Lisier, pneus usagés et autres déchets agricoles ont été déversés devant des sites symboliques : la préfecture, le palais de justice, la Direction départementale de l’emploi, du travail, des solidarités et de la protection des populations, ainsi que la Direction départementale des territoires et les locaux de la Mutualité sociale agricole. Cette manifestation nocturne traduit l’exaspération croissante d’une profession qui se sent abandonnée par les autorités.
La justice saisie après les débordements
Face à l’ampleur des dégradations constatées, le parquet d’Agen n’a pas tardé à réagir. Une enquête pénale a été ouverte dès le lendemain des faits. Les chefs d’accusation retenus incluent notamment les « dégradations de biens » et « l’abandon illégal de déchets » sur la voie publique. Cette intervention judiciaire intervient alors que les tensions entre le monde agricole et les pouvoirs publics atteignent un point de rupture dans le département du Lot-et-Garonne.

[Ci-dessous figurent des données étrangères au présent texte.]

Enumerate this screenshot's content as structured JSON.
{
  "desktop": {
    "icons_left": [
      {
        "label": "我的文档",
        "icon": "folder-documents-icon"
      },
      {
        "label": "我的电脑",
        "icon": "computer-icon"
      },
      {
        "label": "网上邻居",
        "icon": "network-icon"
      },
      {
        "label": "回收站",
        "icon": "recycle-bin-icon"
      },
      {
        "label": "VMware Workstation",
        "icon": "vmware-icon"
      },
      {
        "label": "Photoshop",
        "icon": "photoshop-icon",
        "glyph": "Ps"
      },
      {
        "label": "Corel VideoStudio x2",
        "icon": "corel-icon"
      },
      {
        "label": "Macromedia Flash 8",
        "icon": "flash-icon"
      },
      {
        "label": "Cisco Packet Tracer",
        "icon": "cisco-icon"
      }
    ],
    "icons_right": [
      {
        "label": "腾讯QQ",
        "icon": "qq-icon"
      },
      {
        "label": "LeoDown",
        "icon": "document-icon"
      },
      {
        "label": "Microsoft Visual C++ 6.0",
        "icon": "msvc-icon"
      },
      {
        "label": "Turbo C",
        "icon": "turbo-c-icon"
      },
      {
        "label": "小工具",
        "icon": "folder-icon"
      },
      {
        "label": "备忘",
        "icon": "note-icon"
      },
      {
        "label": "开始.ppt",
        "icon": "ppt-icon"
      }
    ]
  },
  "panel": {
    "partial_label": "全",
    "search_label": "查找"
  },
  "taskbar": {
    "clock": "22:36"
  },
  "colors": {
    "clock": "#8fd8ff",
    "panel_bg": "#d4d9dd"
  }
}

Anticipant cette mobilisation, le représentant de l’État avait pris les devants mercredi en reportant une réunion initialement prévue vendredi matin. Cette rencontre devait rassembler les différents représentants du secteur agricole départemental, dans l’objectif d’« entendre les préoccupations » de la profession et de « répondre à ses difficultés ». Un report qui n’a manifestement pas suffi à calmer les esprits.
« Deux ans de lutte pour rien »
Le responsable de la CR47, José Pérez, n’a pas mâché ses mots en s’adressant aux manifestants. « Ça fait deux ans qu’on a commencé à manifester. Deux ans après, rien ne bouge, rien ne change. Ici, 10% des agriculteurs vont déposer le bilan, soit 500 exploitations, et 75% sont dans une situation financière très difficile », a-t-il déclaré avec amertume. Le dirigeant syndical accuse directement le préfet de « fuir ses responsabilités » et le gouvernement de « mépriser » les agriculteurs.
La détresse économique du secteur est palpable dans ces chiffres alarmants. Avec un exploitant sur dix menacé de faillite imminente et les trois quarts confrontés à de graves difficultés financières, le monde paysan lot-et-garonnais traverse une crise sans précédent.
Paris dans le viseur des manifestants
Loin de marquer la fin du mouvement, cette action nocturne pourrait n’être qu’un prélude à une mobilisation d’ampleur nationale. José Pérez l’a clairement annoncé à ses troupes : « Il va falloir monter à Paris rapidement (…) Il faut à un moment donné qu’on se fasse voir, qu’on se fasse entendre (…) On est en train de voir au niveau national comment on s’organise ».
Le leader syndical a déjà identifié ses prochaines cibles : « les organismes qui ne nous servent à rien et nous font chier tous les jours ». Plus significatif encore, il a évoqué une possible action à Matignon, siège du gouvernement. « Et après, par principe, il faudra aller faire un tour à Matignon », a-t-il lancé, ajoutant avec pragmatisme : « On ne partira pas en tracteur parce qu’on est trop visible, il faudra partir en voiture ».
Un climat national explosif
La contestation dépasse largement les frontières du Lot-et-Garonne. Le syndicat local s’était déjà mobilisé jeudi en Ariège, aux côtés de la Confédération paysanne, pour contester l’abattage de plus de 200 bovins suite à la détection d’un cas de dermatose nodulaire contagieuse (DNC). La CR47 avait alors qualifié la ministre de l’Agriculture, Annie Genevard, de « pompier pyromane ».
La Confédération paysanne a publié un communiqué virulent, dénonçant l’attitude des pouvoirs publics : « L’État ne veut plus entendre les paysans. L’État persiste à les ignorer, à appliquer des politiques mortifères qui détruisent les fermes, les vies, et les territoires ». Le syndicat appelle désormais « tous les citoyens » et les élus à « rejoindre le mouvement » paysan.
Le mécontentement s’étend également à Bordeaux, où des agriculteurs de la Coordination rurale se sont rassemblés durant la même nuit. Plusieurs bennes de déchets agricoles ont été déversées près de bâtiments administratifs, tandis qu’une carcasse animale a été suspendue sur la façade de l’un d’entre eux, illustrant la radicalisation du mouvement de protestation.